6015. Book of Hours Northern Italy c. 1480

BOOK OF HOURS, Use of Rome, in Latin, illuminated manuscript on vellum. Northern Italy (most probably Florence), c. 1480.

258 leaves (plus 2 modern paper endleaves at front and 6 original vellum and 2 modern paper endleaves at back), complete (assuming there was not ever a Calendar at the front of the volume), collation: i-xi10, xii6, xiii-xxi10, xxii2, xxiii-xxvi10, xxvii2, xxviii8, single column, 11 lines in a fine late gothic bookhand, red rubrics, one/line initials in red or blue, larger initials with contrasting penwork (some with trailing penwork along entire margin), larger initials of coloured leafy fronds on burnished gold grounds and with bezants in the border, four large historiated initials in same (i: fol. 1r, Virgin and Child; ii: fol. 127r, Skeleton with a grinning skull in the upper border; iii: fol. 209r, David harping, with a harp in the upper border; iv: fol. 251r, the Cross), each with a full border of single-line penwork foliage enclosing acanthus leaves sprays and coloured flowerheads, and bezants, small areas of flaking to ink on a few leaves, numerous contemporary and near-contemporary additions to the Calendar, eighteenth-century pen notes in places, slight discolouration to first leaf, edges trimmed with small losses to extremities of decorated borders, else good and presentable condition, last paper endleaf with numerous erased ownership and seller's marks (including number "7693" in nineteenth-century pencil), early twentieth-century paper labels of bookseller, "C.E. Rappaport" of Rome (founded 1906) pasted to endleaves or pastedown at each end.
Nineteenth-century red ducal binding with gilt-tooled arms with double gilt fillet within lines of blind-tooled dots and undulating waves (binding detached at front).

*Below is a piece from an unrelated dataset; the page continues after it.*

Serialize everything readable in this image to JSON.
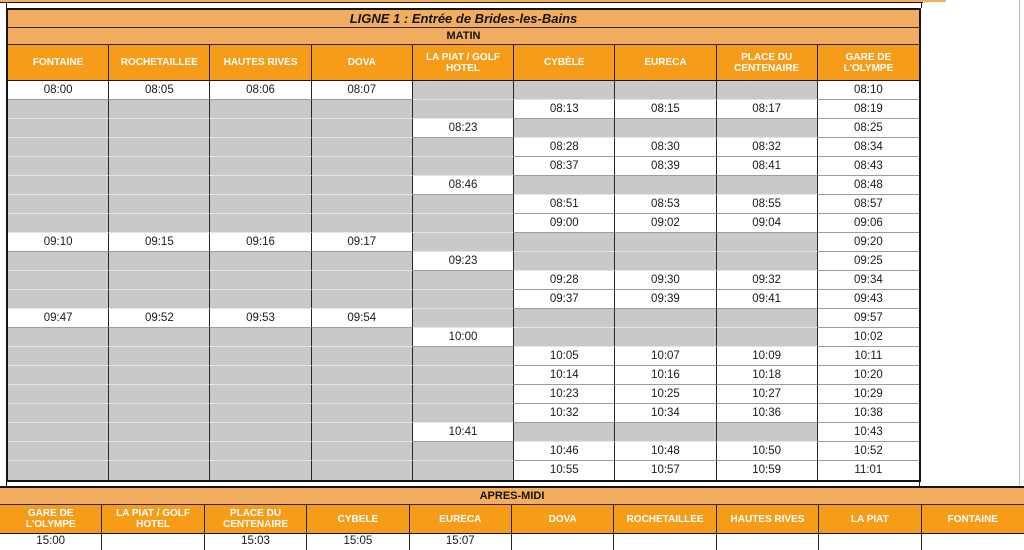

Outer dimensions of page: 75x48 mm.

The presence of St. Zenobius in the Litany identifies Florence as the most likely point of origin of this charming little book. He was the first bishop of the city, and his relics are kept in the duomo there in a shrine made by Ghiberti in the 1440s. The half-length portraits in the historiated initials with pale blue backgrounds show the influence of Attavante degli Attavanti (1452-c. 1520/25), the leading Florentine illuminator of the last decades of the fifteenth century and opening of the sixteenth.

The volume includes: the Hours of the Virgin (fol. 1r), and related readings; the Office of the Dead (fol. 127r); the Seven Penitential Psalms (fol. 209r), followed by a Litany and prayers; the Office of the Cross (fol. 253r), ending "Explicit officium sancta crucis Deo Gratias Amen" on the last leaf.

We would like to thank Dr. Timothy Bolton for his cataloguing of the present lot.

Provenance: From the library of Ove Hassler (1904-87), Dean in Linköping, Sweden, and his son, Eivind Hassler (1939-2009).